New Star Asset Management, the group that became famous for making its secretaries millionaires when it listed, has renegotiated the terms of its loans and is preparing to slash £20m of costs, as it blamed the economic crisis for a disappointing quarterly performance.

In a trading update yesterday, New Star, which has seen its share price fall by more than 90 per cent in the last 12 months, said that assets under management had fallen from £19.8bn at the end of June to £16.7bn on 30 September, as asset prices, particularly shares, have plummeted in recent weeks. The group further warned that conditions were not improving and that another £2.4bn of funds had been lost since the end of September.

New Star also revealed that it has renegotiated the covenants on its £236m of syndicated loans, which will result in New Star's interest payments increasing by 1.5 per cent until 2013, when the debt is repayable.

A spokesman for the company said that the move was sensible given market conditions. He added that the company was in no danger of breaching the original loan covenants, and that the new agreement gave it greater headroom.
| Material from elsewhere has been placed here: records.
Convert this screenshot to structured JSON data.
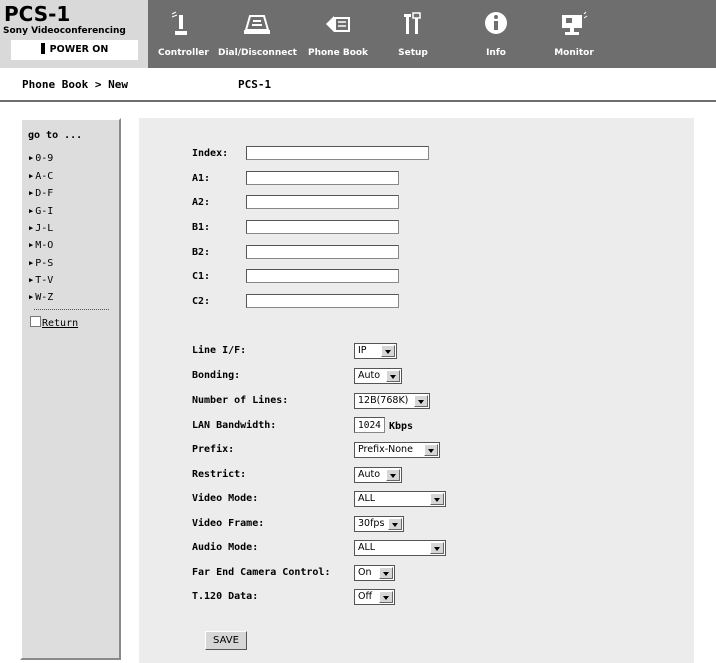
{
  "brand": {
    "product": "PCS-1",
    "subtitle": "Sony Videoconferencing",
    "power": "POWER ON"
  },
  "nav": [
    {
      "label": "Controller",
      "icon": "controller-icon"
    },
    {
      "label": "Dial/Disconnect",
      "icon": "dial-icon"
    },
    {
      "label": "Phone Book",
      "icon": "phone-book-icon"
    },
    {
      "label": "Setup",
      "icon": "setup-icon"
    },
    {
      "label": "Info",
      "icon": "info-icon"
    },
    {
      "label": "Monitor",
      "icon": "monitor-icon"
    }
  ],
  "breadcrumb": "Phone Book > New",
  "page_title": "PCS-1",
  "sidebar": {
    "goto": "go to ...",
    "items": [
      "0-9",
      "A-C",
      "D-F",
      "G-I",
      "J-L",
      "M-O",
      "P-S",
      "T-V",
      "W-Z"
    ],
    "return": "Return"
  },
  "form": {
    "index": {
      "label": "Index:",
      "value": ""
    },
    "a1": {
      "label": "A1:",
      "value": ""
    },
    "a2": {
      "label": "A2:",
      "value": ""
    },
    "b1": {
      "label": "B1:",
      "value": ""
    },
    "b2": {
      "label": "B2:",
      "value": ""
    },
    "c1": {
      "label": "C1:",
      "value": ""
    },
    "c2": {
      "label": "C2:",
      "value": ""
    },
    "line_if": {
      "label": "Line I/F:",
      "value": "IP"
    },
    "bonding": {
      "label": "Bonding:",
      "value": "Auto"
    },
    "num_lines": {
      "label": "Number of Lines:",
      "value": "12B(768K)"
    },
    "lan_bw": {
      "label": "LAN Bandwidth:",
      "value": "1024",
      "unit": "Kbps"
    },
    "prefix": {
      "label": "Prefix:",
      "value": "Prefix-None"
    },
    "restrict": {
      "label": "Restrict:",
      "value": "Auto"
    },
    "video_mode": {
      "label": "Video Mode:",
      "value": "ALL"
    },
    "video_frame": {
      "label": "Video Frame:",
      "value": "30fps"
    },
    "audio_mode": {
      "label": "Audio Mode:",
      "value": "ALL"
    },
    "fecc": {
      "label": "Far End Camera Control:",
      "value": "On"
    },
    "t120": {
      "label": "T.120 Data:",
      "value": "Off"
    },
    "save": "SAVE"
  },
  "colors": {
    "header": "#6e6e6e",
    "panel": "#ececec",
    "sidebar": "#dddddd"
  }
}
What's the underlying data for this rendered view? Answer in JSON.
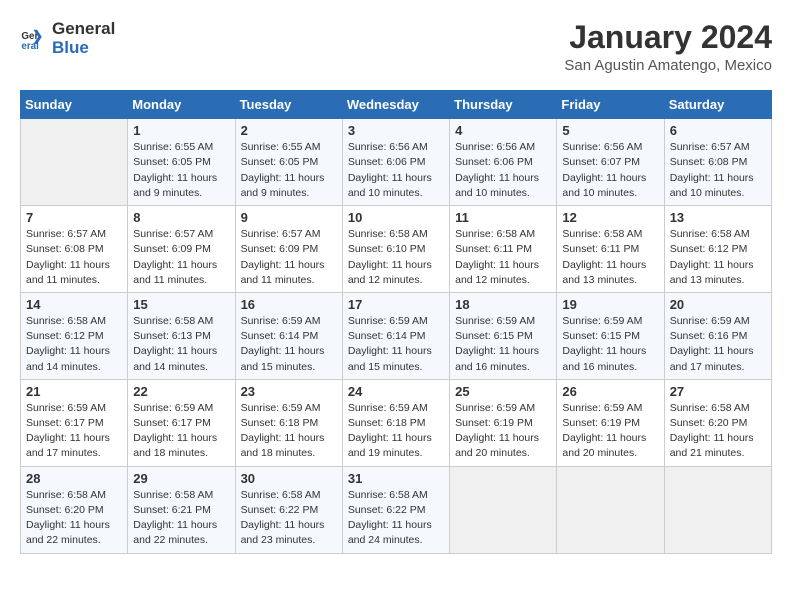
{
  "logo": {
    "general": "General",
    "blue": "Blue"
  },
  "title": {
    "month_year": "January 2024",
    "location": "San Agustin Amatengo, Mexico"
  },
  "headers": [
    "Sunday",
    "Monday",
    "Tuesday",
    "Wednesday",
    "Thursday",
    "Friday",
    "Saturday"
  ],
  "weeks": [
    [
      {
        "day": "",
        "info": ""
      },
      {
        "day": "1",
        "info": "Sunrise: 6:55 AM\nSunset: 6:05 PM\nDaylight: 11 hours and 9 minutes."
      },
      {
        "day": "2",
        "info": "Sunrise: 6:55 AM\nSunset: 6:05 PM\nDaylight: 11 hours and 9 minutes."
      },
      {
        "day": "3",
        "info": "Sunrise: 6:56 AM\nSunset: 6:06 PM\nDaylight: 11 hours and 10 minutes."
      },
      {
        "day": "4",
        "info": "Sunrise: 6:56 AM\nSunset: 6:06 PM\nDaylight: 11 hours and 10 minutes."
      },
      {
        "day": "5",
        "info": "Sunrise: 6:56 AM\nSunset: 6:07 PM\nDaylight: 11 hours and 10 minutes."
      },
      {
        "day": "6",
        "info": "Sunrise: 6:57 AM\nSunset: 6:08 PM\nDaylight: 11 hours and 10 minutes."
      }
    ],
    [
      {
        "day": "7",
        "info": "Sunrise: 6:57 AM\nSunset: 6:08 PM\nDaylight: 11 hours and 11 minutes."
      },
      {
        "day": "8",
        "info": "Sunrise: 6:57 AM\nSunset: 6:09 PM\nDaylight: 11 hours and 11 minutes."
      },
      {
        "day": "9",
        "info": "Sunrise: 6:57 AM\nSunset: 6:09 PM\nDaylight: 11 hours and 11 minutes."
      },
      {
        "day": "10",
        "info": "Sunrise: 6:58 AM\nSunset: 6:10 PM\nDaylight: 11 hours and 12 minutes."
      },
      {
        "day": "11",
        "info": "Sunrise: 6:58 AM\nSunset: 6:11 PM\nDaylight: 11 hours and 12 minutes."
      },
      {
        "day": "12",
        "info": "Sunrise: 6:58 AM\nSunset: 6:11 PM\nDaylight: 11 hours and 13 minutes."
      },
      {
        "day": "13",
        "info": "Sunrise: 6:58 AM\nSunset: 6:12 PM\nDaylight: 11 hours and 13 minutes."
      }
    ],
    [
      {
        "day": "14",
        "info": "Sunrise: 6:58 AM\nSunset: 6:12 PM\nDaylight: 11 hours and 14 minutes."
      },
      {
        "day": "15",
        "info": "Sunrise: 6:58 AM\nSunset: 6:13 PM\nDaylight: 11 hours and 14 minutes."
      },
      {
        "day": "16",
        "info": "Sunrise: 6:59 AM\nSunset: 6:14 PM\nDaylight: 11 hours and 15 minutes."
      },
      {
        "day": "17",
        "info": "Sunrise: 6:59 AM\nSunset: 6:14 PM\nDaylight: 11 hours and 15 minutes."
      },
      {
        "day": "18",
        "info": "Sunrise: 6:59 AM\nSunset: 6:15 PM\nDaylight: 11 hours and 16 minutes."
      },
      {
        "day": "19",
        "info": "Sunrise: 6:59 AM\nSunset: 6:15 PM\nDaylight: 11 hours and 16 minutes."
      },
      {
        "day": "20",
        "info": "Sunrise: 6:59 AM\nSunset: 6:16 PM\nDaylight: 11 hours and 17 minutes."
      }
    ],
    [
      {
        "day": "21",
        "info": "Sunrise: 6:59 AM\nSunset: 6:17 PM\nDaylight: 11 hours and 17 minutes."
      },
      {
        "day": "22",
        "info": "Sunrise: 6:59 AM\nSunset: 6:17 PM\nDaylight: 11 hours and 18 minutes."
      },
      {
        "day": "23",
        "info": "Sunrise: 6:59 AM\nSunset: 6:18 PM\nDaylight: 11 hours and 18 minutes."
      },
      {
        "day": "24",
        "info": "Sunrise: 6:59 AM\nSunset: 6:18 PM\nDaylight: 11 hours and 19 minutes."
      },
      {
        "day": "25",
        "info": "Sunrise: 6:59 AM\nSunset: 6:19 PM\nDaylight: 11 hours and 20 minutes."
      },
      {
        "day": "26",
        "info": "Sunrise: 6:59 AM\nSunset: 6:19 PM\nDaylight: 11 hours and 20 minutes."
      },
      {
        "day": "27",
        "info": "Sunrise: 6:58 AM\nSunset: 6:20 PM\nDaylight: 11 hours and 21 minutes."
      }
    ],
    [
      {
        "day": "28",
        "info": "Sunrise: 6:58 AM\nSunset: 6:20 PM\nDaylight: 11 hours and 22 minutes."
      },
      {
        "day": "29",
        "info": "Sunrise: 6:58 AM\nSunset: 6:21 PM\nDaylight: 11 hours and 22 minutes."
      },
      {
        "day": "30",
        "info": "Sunrise: 6:58 AM\nSunset: 6:22 PM\nDaylight: 11 hours and 23 minutes."
      },
      {
        "day": "31",
        "info": "Sunrise: 6:58 AM\nSunset: 6:22 PM\nDaylight: 11 hours and 24 minutes."
      },
      {
        "day": "",
        "info": ""
      },
      {
        "day": "",
        "info": ""
      },
      {
        "day": "",
        "info": ""
      }
    ]
  ]
}
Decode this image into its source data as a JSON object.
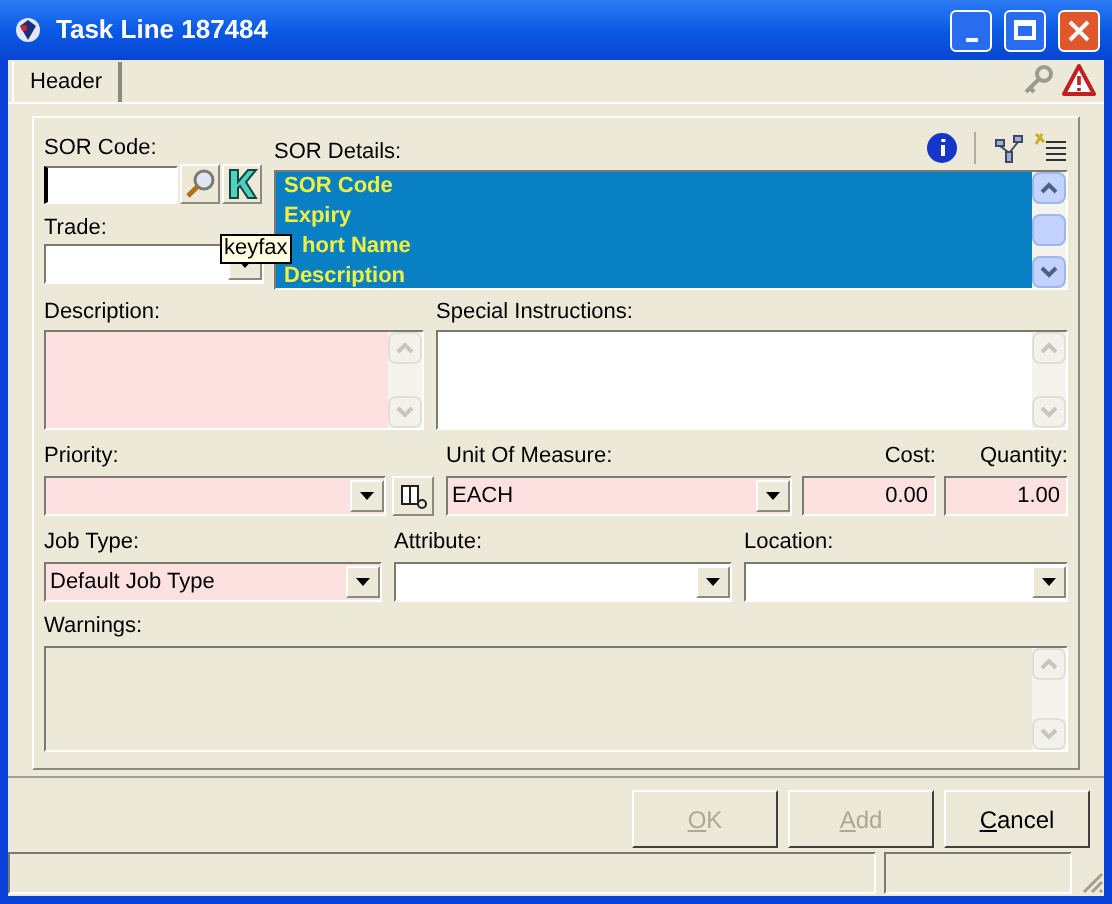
{
  "window": {
    "title": "Task Line 187484"
  },
  "tabs": [
    {
      "label": "Header",
      "selected": true
    }
  ],
  "sor_code": {
    "label": "SOR Code:"
  },
  "tooltip": "keyfax",
  "sor_details": {
    "label": "SOR Details:",
    "lines": [
      "SOR Code",
      "Expiry",
      "hort Name",
      "Description"
    ]
  },
  "trade": {
    "label": "Trade:",
    "required": false
  },
  "description": {
    "label": "Description:",
    "required": true
  },
  "special_instructions": {
    "label": "Special Instructions:",
    "required": false
  },
  "priority": {
    "label": "Priority:",
    "required": true
  },
  "unit_of_measure": {
    "label": "Unit Of Measure:",
    "value": "EACH",
    "required": true
  },
  "cost": {
    "label": "Cost:",
    "value": "0.00",
    "required": true
  },
  "quantity": {
    "label": "Quantity:",
    "value": "1.00",
    "required": true
  },
  "job_type": {
    "label": "Job Type:",
    "value": "Default Job Type",
    "required": true
  },
  "attribute": {
    "label": "Attribute:",
    "required": false
  },
  "location": {
    "label": "Location:",
    "required": false
  },
  "warnings": {
    "label": "Warnings:"
  },
  "buttons": [
    {
      "label": "OK",
      "disabled": true
    },
    {
      "label": "Add",
      "disabled": true
    },
    {
      "label": "Cancel",
      "disabled": false
    }
  ]
}
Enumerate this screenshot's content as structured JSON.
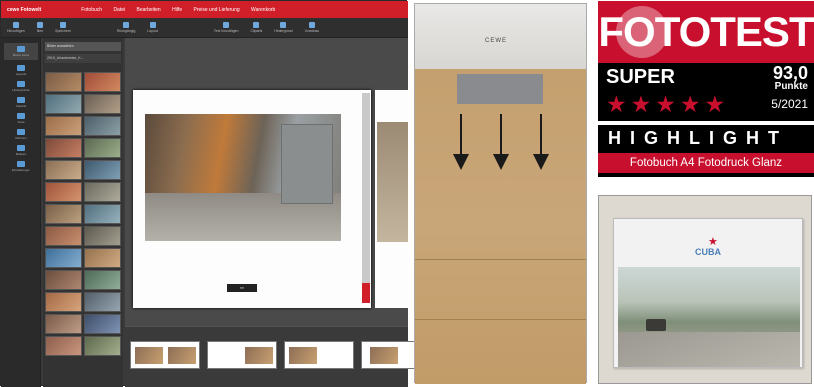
{
  "editor": {
    "title": "cewe Fotowelt",
    "menu": [
      "Fotobuch",
      "Datei",
      "Bearbeiten",
      "Hilfe",
      "Preise und Lieferung",
      "Warenkorb"
    ],
    "toolbar": [
      "Hinzufügen",
      "Neu",
      "Speichern",
      "Rückgängig",
      "Layout",
      "Text hinzufügen",
      "Cliparts",
      "Hintergrund",
      "Vorschau"
    ],
    "sidebar": [
      "Meine Fotos",
      "Layouts",
      "Hintergründe",
      "Cliparts",
      "Texte",
      "Rahmen",
      "Masken",
      "Einstellungen"
    ],
    "folder_label": "Bilder auswählen",
    "album_label": "2019_Urlaubsreise_K..."
  },
  "box": {
    "brand": "CEWE"
  },
  "badge": {
    "heading": "FOTOTEST",
    "rating": "SUPER",
    "score": "93,0",
    "score_unit": "Punkte",
    "stars": [
      "★",
      "★",
      "★",
      "★",
      "★"
    ],
    "date": "5/2021",
    "highlight": "HIGHLIGHT",
    "product": "Fotobuch A4 Fotodruck Glanz",
    "colors": {
      "red": "#c8102e",
      "black": "#000000"
    }
  },
  "book": {
    "star": "★",
    "title": "CUBA"
  }
}
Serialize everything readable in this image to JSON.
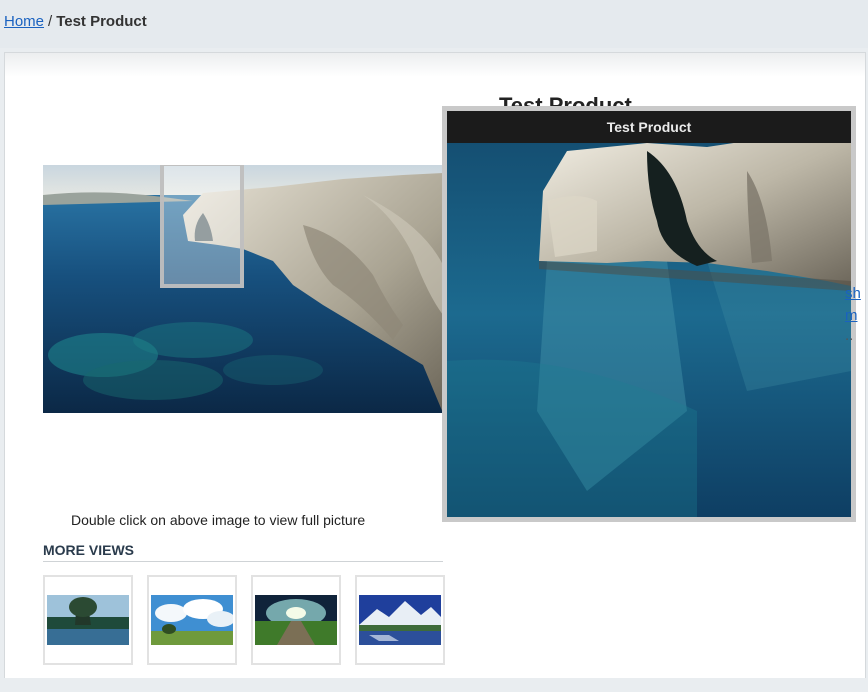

Sarah Spikes, an analyst at Arden Partners, argued that the extra interest charges would be problematic: "The 150bp will mean that it will have to pay an extra £4m a year in interest. Everyone is going to be looking at earnings, but with assets under management falling faster than expected, the 2008 profit before tax figure should be something like £37.7m, so £4m is not an insignificant cost." Ms Spikes also said that she would not rule out the need for an emergency rights issue.

New Star's spokesman argued that the extra interest charges would in fact total £3.5m.

To combat the recession, the group will be cutting £20m of costs, with more than half coming from property and other non-personal savings. However, between 50 and 60 staff members are set to be axed from an overall total of 380 employees.